Affiliate marketing is defined as a type of performance-based marketing in which a business rewards one or more affiliates for each visitor or customer brought by the affiliate's own marketing efforts. In other words, bring me customers and I’ll give you a share of their purchase. It’s business at its purest; An alignment of interests to reap the mutual gain.
To best utilize affiliate marketing you have to understand a Customer’s Journey. Essentially, whatever your business solves is one stop on the road towards your customer’s ultimate goal. In the case of Jack Qiao, our goal is to bring our business to life. Creating a name is just one step towards that goal. Thinking ahead, he saw the next step after creating a name would be securing a domain for it. Namecheap has an affiliate program that offers 20% of the user’s sale to the referrer of that sale e.g. if you buy a $100 domain on Namecheap after clicking on one through Namelix, Jack makes $20.
The best part about it is, you were going to buy the domain anyway. It was the next step towards your goal. But, that helping hand just made him $20. Now let’s get into numbers. A report from SimilarWeb shows an estimated 740,000 visitors to the website last month. Assuming just 5% of those users picked a domain and clicked through to NameCheap, that creates 37,000 referrals. Let’s lowball and assume only 20% of them purchased a website. He makes 20% of 7,400 of referrers purchases. Depending on the domain name the price ranges between $6 -$2000. Big gap. Let’s say the average is around $10. Making Jack’s commission $ 2 per sale. $2 multiplied by 7400 reffers equals $14,800.

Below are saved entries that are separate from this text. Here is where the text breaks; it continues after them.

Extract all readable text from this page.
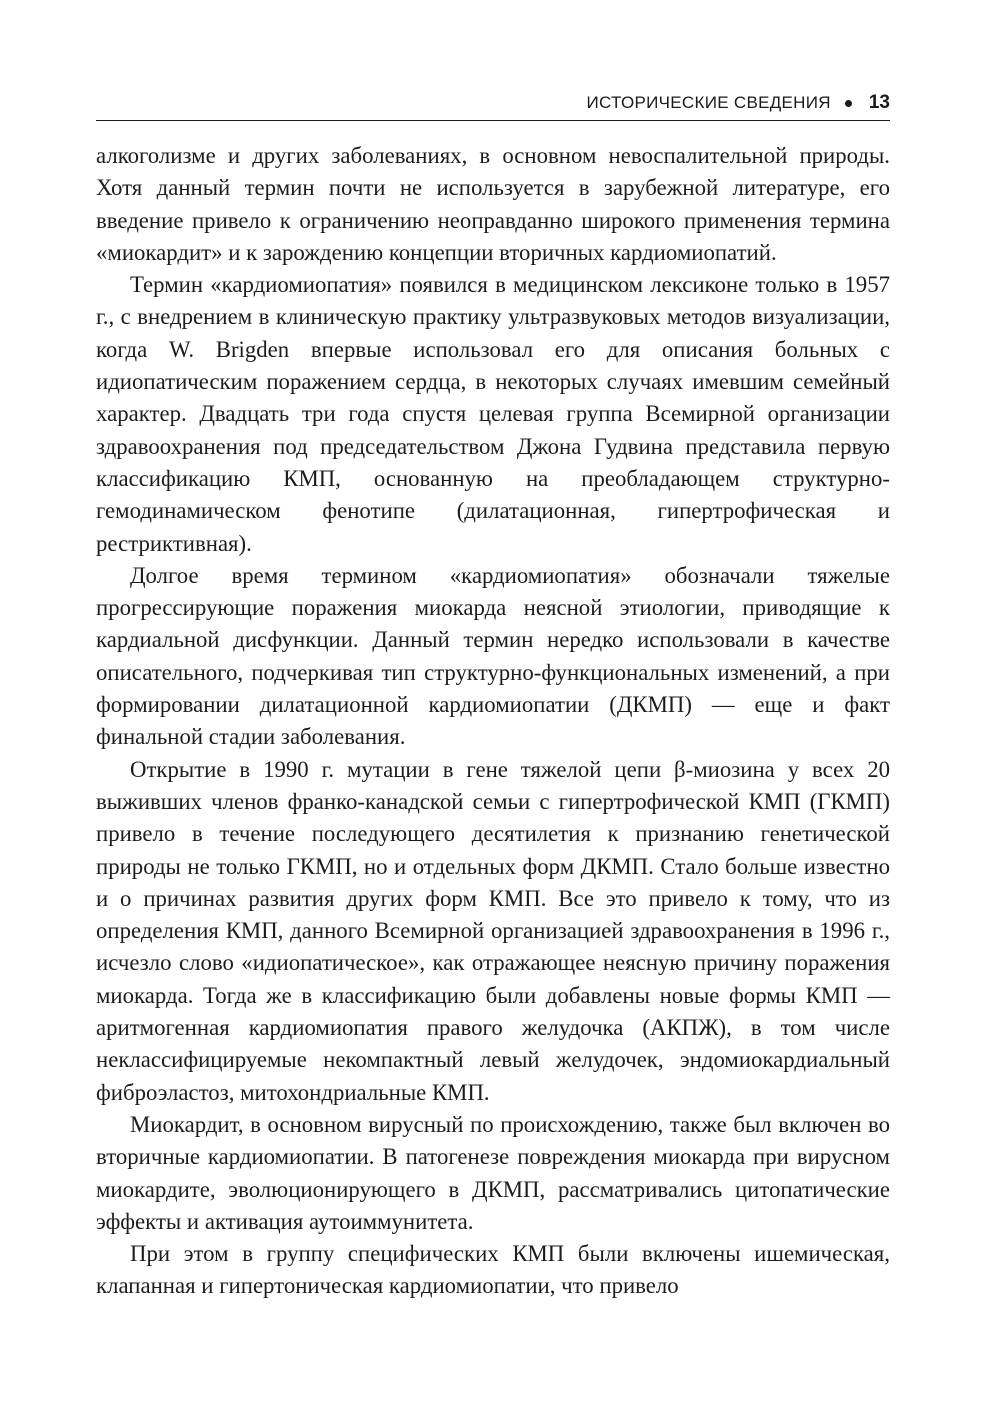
ИСТОРИЧЕСКИЕ СВЕДЕНИЯ 13

алкоголизме и других заболеваниях, в основном невоспалительной природы. Хотя данный термин почти не используется в зарубежной литературе, его введение привело к ограничению неоправданно широкого применения термина «миокардит» и к зарождению концепции вторичных кардиомиопатий.

Термин «кардиомиопатия» появился в медицинском лексиконе только в 1957 г., с внедрением в клиническую практику ультразвуковых методов визуализации, когда W. Brigden впервые использовал его для описания больных с идиопатическим поражением сердца, в некоторых случаях имевшим семейный характер. Двадцать три года спустя целевая группа Всемирной организации здравоохранения под председательством Джона Гудвина представила первую классификацию КМП, основанную на преобладающем структурно-гемодинамическом фенотипе (дилатационная, гипертрофическая и рестриктивная).

Долгое время термином «кардиомиопатия» обозначали тяжелые прогрессирующие поражения миокарда неясной этиологии, приводящие к кардиальной дисфункции. Данный термин нередко использовали в качестве описательного, подчеркивая тип структурно-функциональных изменений, а при формировании дилатационной кардиомиопатии (ДКМП) — еще и факт финальной стадии заболевания.

Открытие в 1990 г. мутации в гене тяжелой цепи β-миозина у всех 20 выживших членов франко-канадской семьи с гипертрофической КМП (ГКМП) привело в течение последующего десятилетия к признанию генетической природы не только ГКМП, но и отдельных форм ДКМП. Стало больше известно и о причинах развития других форм КМП. Все это привело к тому, что из определения КМП, данного Всемирной организацией здравоохранения в 1996 г., исчезло слово «идиопатическое», как отражающее неясную причину поражения миокарда. Тогда же в классификацию были добавлены новые формы КМП — аритмогенная кардиомиопатия правого желудочка (АКПЖ), в том числе неклассифицируемые некомпактный левый желудочек, эндомиокардиальный фиброэластоз, митохондриальные КМП.

Миокардит, в основном вирусный по происхождению, также был включен во вторичные кардиомиопатии. В патогенезе повреждения миокарда при вирусном миокардите, эволюционирующего в ДКМП, рассматривались цитопатические эффекты и активация аутоиммунитета.

При этом в группу специфических КМП были включены ишемическая, клапанная и гипертоническая кардиомиопатии, что привело
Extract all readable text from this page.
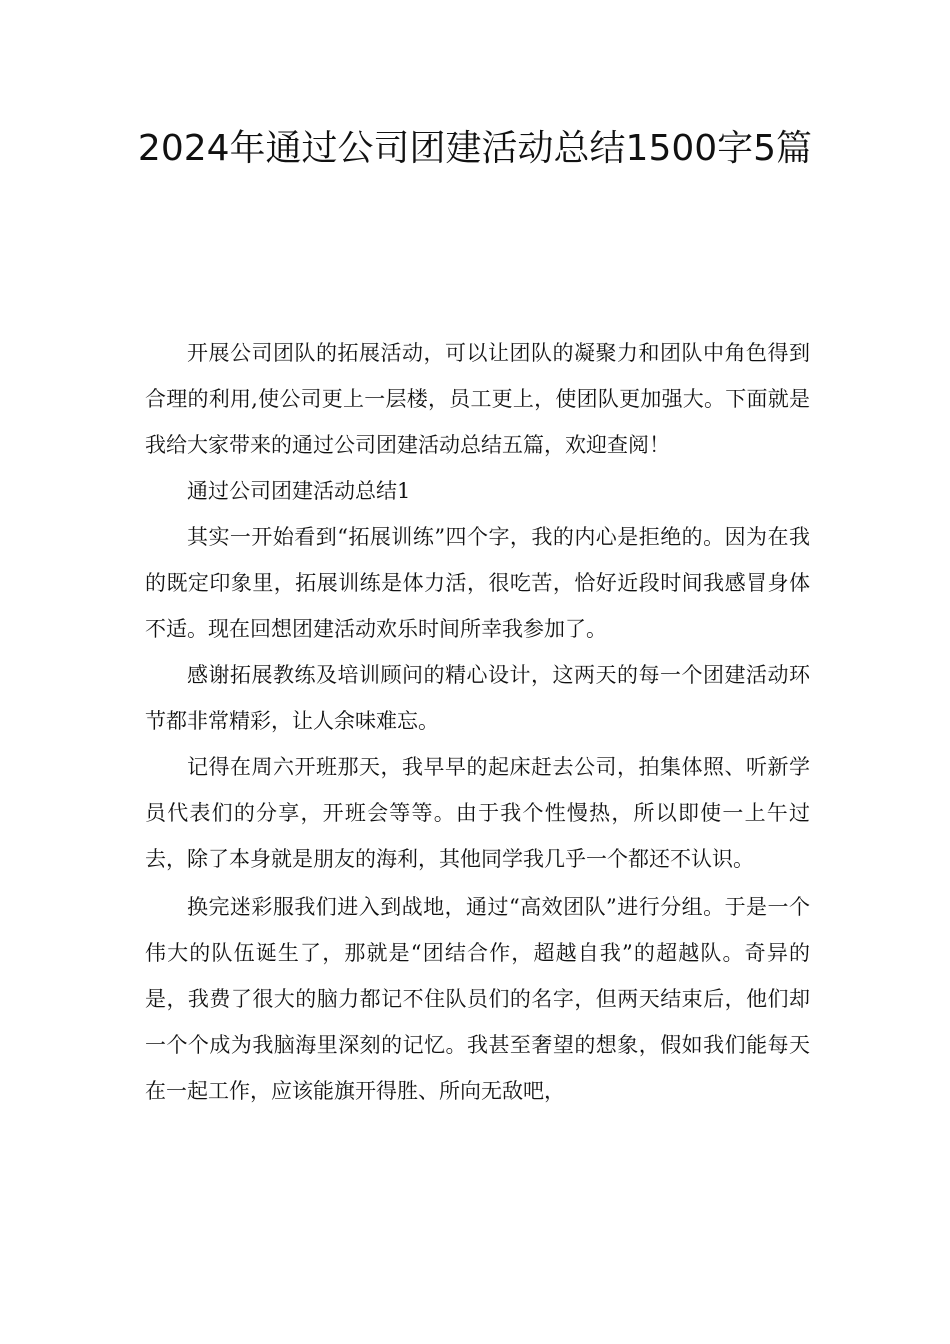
2024年通过公司团建活动总结1500字5篇

开展公司团队的拓展活动，可以让团队的凝聚力和团队中角色得到合理的利用,使公司更上一层楼，员工更上，使团队更加强大。下面就是我给大家带来的通过公司团建活动总结五篇，欢迎查阅！

通过公司团建活动总结1

其实一开始看到“拓展训练”四个字，我的内心是拒绝的。因为在我的既定印象里，拓展训练是体力活，很吃苦，恰好近段时间我感冒身体不适。现在回想团建活动欢乐时间所幸我参加了。

感谢拓展教练及培训顾问的精心设计，这两天的每一个团建活动环节都非常精彩，让人余味难忘。

记得在周六开班那天，我早早的起床赶去公司，拍集体照、听新学员代表们的分享，开班会等等。由于我个性慢热，所以即使一上午过去，除了本身就是朋友的海利，其他同学我几乎一个都还不认识。

换完迷彩服我们进入到战地，通过“高效团队”进行分组。于是一个伟大的队伍诞生了，那就是“团结合作，超越自我”的超越队。奇异的是，我费了很大的脑力都记不住队员们的名字，但两天结束后，他们却一个个成为我脑海里深刻的记忆。我甚至奢望的想象，假如我们能每天在一起工作，应该能旗开得胜、所向无敌吧，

$14,800 a month helping people come up with names. Let me be the first to say these aren’t exact numbers in either direction. It could be more, could be less. However, a 1 percent conversion rate isn’t generous. WordStream.com reports the average conversion rate across industries at 2.35%. Potentially doubling the number we just came up with. The fact of the matter is, he didn’t charge us a dime to earn it. He understood his customer’s goal and lead them to it.
So the next time you’re thinking about building a big addition onto your website which will take a year to build and all your savings; take a second to zoom out. You don’t have the build the entire road to make money or charge them an arm and a leg to do so. Think about the next stop on your customer’s journey, and how you can help them get there.